Brow Beat

Piggate Isn’t the Only Scary Black Mirror Moment That Turned Out to Sort of Happen in Real Life  

Don’t do it.

Channel 4

On Sunday, a Daily Mail article made a rather sordid claim about British Prime Minister David Cameron: Namely, that he’d engaged in sex acts involving a dead pig as part of an initiation ceremony at Oxford. Once the initial shock of this prospect wore off,  the Internet noted a striking similarity to a plot line in British dystopia Black Mirror, which premiered in 2013: In one episode, the prime minister was blackmailed into having sex with a pig on live television. And it turns out this is not the only scary thing in a Black Mirror episode to sort of become reality. For instance:

A comedian becomes a legitimate political contender (“The Waldo Moment,” Season 2 Episode 3)

  • The show: A political comedian mainly known for voicing a cartoon bear jokingly enters a parliamentary election. The campaign takes on a life of its own, and the cartoon, Waldo, ends up almost winning. (He comes in second.)
  • The reality: Since that episode premiered in 2013, this sequence of events has begun to seem less like satire.
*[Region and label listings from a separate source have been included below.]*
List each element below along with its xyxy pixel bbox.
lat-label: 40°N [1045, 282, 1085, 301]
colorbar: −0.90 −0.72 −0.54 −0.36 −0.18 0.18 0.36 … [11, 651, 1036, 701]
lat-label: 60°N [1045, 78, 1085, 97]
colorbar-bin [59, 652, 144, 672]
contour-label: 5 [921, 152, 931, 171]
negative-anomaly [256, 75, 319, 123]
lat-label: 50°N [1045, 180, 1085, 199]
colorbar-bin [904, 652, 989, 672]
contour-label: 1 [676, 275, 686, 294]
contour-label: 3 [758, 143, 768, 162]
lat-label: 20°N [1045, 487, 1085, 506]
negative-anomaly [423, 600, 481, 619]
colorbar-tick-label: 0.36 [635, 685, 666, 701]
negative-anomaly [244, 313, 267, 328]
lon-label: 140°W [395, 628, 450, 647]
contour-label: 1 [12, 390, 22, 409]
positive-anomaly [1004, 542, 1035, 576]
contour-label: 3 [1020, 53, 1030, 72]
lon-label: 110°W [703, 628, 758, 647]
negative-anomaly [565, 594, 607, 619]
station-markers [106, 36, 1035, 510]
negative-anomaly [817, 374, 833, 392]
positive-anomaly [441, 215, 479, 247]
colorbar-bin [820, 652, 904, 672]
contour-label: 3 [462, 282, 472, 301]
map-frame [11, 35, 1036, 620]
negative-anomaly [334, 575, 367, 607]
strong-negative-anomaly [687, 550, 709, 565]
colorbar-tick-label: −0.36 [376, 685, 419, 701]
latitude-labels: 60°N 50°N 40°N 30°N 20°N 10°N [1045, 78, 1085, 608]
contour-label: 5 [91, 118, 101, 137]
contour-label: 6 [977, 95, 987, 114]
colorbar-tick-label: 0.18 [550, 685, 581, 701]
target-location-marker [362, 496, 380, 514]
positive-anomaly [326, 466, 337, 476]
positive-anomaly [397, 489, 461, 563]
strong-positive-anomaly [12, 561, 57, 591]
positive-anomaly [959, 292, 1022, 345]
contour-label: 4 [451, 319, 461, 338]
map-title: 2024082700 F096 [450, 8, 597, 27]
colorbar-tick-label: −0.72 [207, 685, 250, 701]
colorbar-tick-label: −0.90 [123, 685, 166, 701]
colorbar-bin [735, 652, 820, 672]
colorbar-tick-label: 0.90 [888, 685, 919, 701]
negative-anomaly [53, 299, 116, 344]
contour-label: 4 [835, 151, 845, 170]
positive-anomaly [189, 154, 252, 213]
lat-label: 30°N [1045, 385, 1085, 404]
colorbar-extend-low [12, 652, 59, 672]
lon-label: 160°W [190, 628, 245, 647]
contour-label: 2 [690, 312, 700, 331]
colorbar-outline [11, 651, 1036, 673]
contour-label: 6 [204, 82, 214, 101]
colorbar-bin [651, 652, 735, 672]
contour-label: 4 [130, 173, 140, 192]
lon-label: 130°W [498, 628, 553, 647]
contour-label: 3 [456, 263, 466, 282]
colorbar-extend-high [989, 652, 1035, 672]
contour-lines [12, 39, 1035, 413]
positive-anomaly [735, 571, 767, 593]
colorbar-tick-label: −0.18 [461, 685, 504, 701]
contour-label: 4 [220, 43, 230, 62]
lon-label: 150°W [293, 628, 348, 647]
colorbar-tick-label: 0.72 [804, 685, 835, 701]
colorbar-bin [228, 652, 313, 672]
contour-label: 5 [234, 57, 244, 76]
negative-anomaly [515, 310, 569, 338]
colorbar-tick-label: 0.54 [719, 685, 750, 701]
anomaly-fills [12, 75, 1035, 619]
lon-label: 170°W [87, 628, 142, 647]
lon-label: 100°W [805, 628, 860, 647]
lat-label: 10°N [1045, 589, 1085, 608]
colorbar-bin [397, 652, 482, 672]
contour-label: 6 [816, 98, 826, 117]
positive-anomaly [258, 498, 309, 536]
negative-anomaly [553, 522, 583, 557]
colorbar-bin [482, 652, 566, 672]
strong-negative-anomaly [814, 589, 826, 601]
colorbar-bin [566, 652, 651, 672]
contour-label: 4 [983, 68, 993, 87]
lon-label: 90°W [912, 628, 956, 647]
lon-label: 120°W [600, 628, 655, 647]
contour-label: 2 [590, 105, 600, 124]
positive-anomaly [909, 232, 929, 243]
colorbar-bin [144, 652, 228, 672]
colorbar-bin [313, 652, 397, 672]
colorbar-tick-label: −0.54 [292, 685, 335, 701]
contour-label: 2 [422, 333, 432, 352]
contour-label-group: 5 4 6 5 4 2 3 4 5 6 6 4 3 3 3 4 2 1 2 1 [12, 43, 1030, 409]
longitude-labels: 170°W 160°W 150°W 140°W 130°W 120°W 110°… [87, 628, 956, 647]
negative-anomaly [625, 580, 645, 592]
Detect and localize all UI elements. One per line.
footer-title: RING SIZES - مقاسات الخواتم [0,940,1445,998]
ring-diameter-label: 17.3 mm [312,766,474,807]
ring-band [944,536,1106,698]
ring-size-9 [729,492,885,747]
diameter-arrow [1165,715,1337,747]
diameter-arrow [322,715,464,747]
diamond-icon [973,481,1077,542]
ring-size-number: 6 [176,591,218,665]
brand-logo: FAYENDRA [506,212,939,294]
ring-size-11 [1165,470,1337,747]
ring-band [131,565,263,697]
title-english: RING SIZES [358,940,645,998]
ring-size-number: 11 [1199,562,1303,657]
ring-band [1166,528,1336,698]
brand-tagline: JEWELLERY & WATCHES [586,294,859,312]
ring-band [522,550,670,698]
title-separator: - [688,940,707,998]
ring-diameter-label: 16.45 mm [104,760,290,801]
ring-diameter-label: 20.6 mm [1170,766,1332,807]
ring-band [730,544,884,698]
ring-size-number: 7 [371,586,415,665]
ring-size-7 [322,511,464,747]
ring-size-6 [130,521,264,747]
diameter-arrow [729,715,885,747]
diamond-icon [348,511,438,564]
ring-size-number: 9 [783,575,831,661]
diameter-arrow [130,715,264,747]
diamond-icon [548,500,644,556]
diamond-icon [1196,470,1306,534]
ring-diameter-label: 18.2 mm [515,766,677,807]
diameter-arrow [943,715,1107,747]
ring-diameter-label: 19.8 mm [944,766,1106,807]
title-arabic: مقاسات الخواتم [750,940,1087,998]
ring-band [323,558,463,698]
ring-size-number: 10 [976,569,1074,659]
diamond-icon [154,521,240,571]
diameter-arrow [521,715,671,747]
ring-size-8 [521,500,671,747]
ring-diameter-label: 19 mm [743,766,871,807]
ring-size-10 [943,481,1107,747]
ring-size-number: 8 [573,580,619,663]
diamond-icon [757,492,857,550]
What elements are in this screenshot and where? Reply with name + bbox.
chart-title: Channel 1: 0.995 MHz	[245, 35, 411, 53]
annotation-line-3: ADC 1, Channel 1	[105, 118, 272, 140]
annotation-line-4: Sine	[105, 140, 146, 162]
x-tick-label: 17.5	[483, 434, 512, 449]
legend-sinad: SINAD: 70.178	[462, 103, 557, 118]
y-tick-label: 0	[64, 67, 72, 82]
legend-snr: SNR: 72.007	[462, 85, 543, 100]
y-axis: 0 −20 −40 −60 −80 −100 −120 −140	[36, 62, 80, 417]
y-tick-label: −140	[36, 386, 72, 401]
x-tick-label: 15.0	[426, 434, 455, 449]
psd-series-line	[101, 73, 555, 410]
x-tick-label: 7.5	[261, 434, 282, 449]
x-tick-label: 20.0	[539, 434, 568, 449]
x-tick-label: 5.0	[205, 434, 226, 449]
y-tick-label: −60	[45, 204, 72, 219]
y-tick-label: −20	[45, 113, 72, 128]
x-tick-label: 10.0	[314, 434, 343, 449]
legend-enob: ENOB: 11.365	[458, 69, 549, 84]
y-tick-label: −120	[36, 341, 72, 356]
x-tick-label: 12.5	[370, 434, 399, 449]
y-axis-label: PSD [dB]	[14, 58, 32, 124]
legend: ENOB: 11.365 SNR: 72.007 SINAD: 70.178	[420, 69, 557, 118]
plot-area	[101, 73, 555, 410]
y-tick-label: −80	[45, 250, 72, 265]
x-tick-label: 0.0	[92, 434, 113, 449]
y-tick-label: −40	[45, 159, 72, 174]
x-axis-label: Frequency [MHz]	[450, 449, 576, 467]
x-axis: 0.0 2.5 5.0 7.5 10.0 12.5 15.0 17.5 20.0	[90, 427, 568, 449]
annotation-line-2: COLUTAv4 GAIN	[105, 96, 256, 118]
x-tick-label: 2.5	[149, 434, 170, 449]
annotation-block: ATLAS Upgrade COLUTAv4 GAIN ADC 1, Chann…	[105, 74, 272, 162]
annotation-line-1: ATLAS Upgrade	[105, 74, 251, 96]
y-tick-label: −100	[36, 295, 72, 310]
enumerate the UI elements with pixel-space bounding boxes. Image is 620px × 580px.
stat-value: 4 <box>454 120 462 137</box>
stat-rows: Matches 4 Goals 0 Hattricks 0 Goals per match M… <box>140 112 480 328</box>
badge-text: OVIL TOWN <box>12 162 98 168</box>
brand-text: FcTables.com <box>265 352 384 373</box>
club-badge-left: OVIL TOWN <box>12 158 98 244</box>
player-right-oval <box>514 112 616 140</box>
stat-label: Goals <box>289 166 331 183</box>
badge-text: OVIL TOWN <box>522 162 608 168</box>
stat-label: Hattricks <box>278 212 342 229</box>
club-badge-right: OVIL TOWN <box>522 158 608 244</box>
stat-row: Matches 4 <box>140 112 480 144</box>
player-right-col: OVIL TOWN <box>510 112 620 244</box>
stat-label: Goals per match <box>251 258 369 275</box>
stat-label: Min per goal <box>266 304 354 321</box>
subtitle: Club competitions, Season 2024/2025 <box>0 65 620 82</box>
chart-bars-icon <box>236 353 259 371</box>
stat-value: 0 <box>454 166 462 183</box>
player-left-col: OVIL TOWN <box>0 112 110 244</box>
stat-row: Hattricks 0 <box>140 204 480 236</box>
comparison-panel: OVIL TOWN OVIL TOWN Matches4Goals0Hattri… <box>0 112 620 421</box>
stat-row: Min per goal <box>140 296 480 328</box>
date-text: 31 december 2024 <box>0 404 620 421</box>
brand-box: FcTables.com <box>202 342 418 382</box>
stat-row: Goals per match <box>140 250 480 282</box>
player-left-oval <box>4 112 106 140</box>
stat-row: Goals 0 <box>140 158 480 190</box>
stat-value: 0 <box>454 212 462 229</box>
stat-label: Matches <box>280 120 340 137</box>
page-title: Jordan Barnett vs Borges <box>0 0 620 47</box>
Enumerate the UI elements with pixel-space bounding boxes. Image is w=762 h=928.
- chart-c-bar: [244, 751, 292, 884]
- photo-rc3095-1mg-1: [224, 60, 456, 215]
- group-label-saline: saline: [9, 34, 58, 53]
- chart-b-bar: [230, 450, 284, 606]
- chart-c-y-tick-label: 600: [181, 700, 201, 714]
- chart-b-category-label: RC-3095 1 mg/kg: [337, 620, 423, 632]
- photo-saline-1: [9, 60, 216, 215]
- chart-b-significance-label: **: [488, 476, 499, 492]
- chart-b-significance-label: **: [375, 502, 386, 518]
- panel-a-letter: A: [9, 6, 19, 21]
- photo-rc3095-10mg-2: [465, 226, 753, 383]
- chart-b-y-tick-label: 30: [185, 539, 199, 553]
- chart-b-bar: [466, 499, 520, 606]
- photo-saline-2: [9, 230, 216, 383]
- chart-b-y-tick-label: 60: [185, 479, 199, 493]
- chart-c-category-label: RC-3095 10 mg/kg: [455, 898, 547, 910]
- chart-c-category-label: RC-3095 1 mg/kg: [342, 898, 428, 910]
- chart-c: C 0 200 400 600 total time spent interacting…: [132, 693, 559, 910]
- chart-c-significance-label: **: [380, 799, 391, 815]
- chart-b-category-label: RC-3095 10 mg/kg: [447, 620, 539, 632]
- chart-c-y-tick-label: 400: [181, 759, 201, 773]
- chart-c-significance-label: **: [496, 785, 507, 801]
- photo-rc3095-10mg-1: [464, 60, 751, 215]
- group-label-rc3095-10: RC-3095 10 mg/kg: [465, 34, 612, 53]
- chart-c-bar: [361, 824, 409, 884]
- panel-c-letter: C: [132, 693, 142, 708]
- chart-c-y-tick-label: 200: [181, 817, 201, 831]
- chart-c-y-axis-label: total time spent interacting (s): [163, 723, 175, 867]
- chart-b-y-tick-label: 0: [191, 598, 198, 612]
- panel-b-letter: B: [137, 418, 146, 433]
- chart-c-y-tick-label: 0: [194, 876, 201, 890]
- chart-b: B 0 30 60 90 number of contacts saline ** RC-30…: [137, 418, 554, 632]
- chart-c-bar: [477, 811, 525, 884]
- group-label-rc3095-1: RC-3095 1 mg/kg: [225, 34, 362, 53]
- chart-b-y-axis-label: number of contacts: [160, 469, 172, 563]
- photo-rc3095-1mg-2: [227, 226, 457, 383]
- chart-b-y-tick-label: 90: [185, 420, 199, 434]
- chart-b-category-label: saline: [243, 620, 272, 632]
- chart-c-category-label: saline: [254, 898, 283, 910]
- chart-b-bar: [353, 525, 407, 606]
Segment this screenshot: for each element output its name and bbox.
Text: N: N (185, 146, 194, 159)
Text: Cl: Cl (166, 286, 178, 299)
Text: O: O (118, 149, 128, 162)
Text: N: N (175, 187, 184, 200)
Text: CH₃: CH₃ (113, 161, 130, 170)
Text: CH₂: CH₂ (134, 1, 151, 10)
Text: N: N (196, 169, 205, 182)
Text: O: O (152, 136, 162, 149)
Take Deez Nuts, the comedian running in the 2016 election, who somehow actually polled between 7 and 9 percent across various polls in North Carolina, Minnesota, and Iowa—the best numbers for an independent candidate in two decades. (That’s not to mention the far more visible, also-cartoonish GOP candidate who is considerably more terrifying than an animated bear.)

A miniature camera automatically records and sorts everything you experience so you can replay your memories in the future (“The Entire History of You,” Season 1 Episode 3)

  • The show: In this episode, a troubled couple lives in an alternate reality in which implants record people’s lives so that they can be replayed and rehashed.  
  • The reality: Google recently patented a digital camera that records live experiences, and then organizes them so that they can later be searched and replayed. The camera mounts onto a “wearable computing device.”

Contact lenses with built-in cameras exist  (“The Entire History of You,” Season 1 Episode 3, “White Christmas,” Christmas Special)

  • The show:  In “The Entire History Of You,” contact lenses go eerily cloudy whenever someone is in the midst of replaying a memory, recorded by the implants behind their ears. In “White Christmas,” an augmented reality device called “Z-eye” gets embedded in people’s eyes, allowing, for example, a dating coach to communicate with a client through his eyeballs.
  • The reality: In January of last year, Google revealed a pair of contact lenses outfitted with a wireless sensor.  (These could hypothetically be used at some point in the future by diabetics to monitor glucose levels.) But in a more Black Mirror-y twist, they are also said to have tiny integrated cameras.     

You can communicate with an artificially-intelligent avatar of your loved one from beyond the grave (“Be Right Back,” Season 2 Episode 1)

  • The show: A woman’s boyfriend is killed in a car accident, and in her grief she turns to a service that creates a virtual AI of her partner based on his old online communications.
  • The reality: Startup ETER9, (tagline: “Living Cyberspace”), founded in 2014, is still in beta, but it promises to learn from users’ online and social habits to create AI extensions of them, which would be capable of posting, commenting, and the like. These AIs would thus continue to “live on” even after the original users themselves are gone.

It’s only a matter of time before we’ll be able to block people in real life by turning them into blurry silhouettes.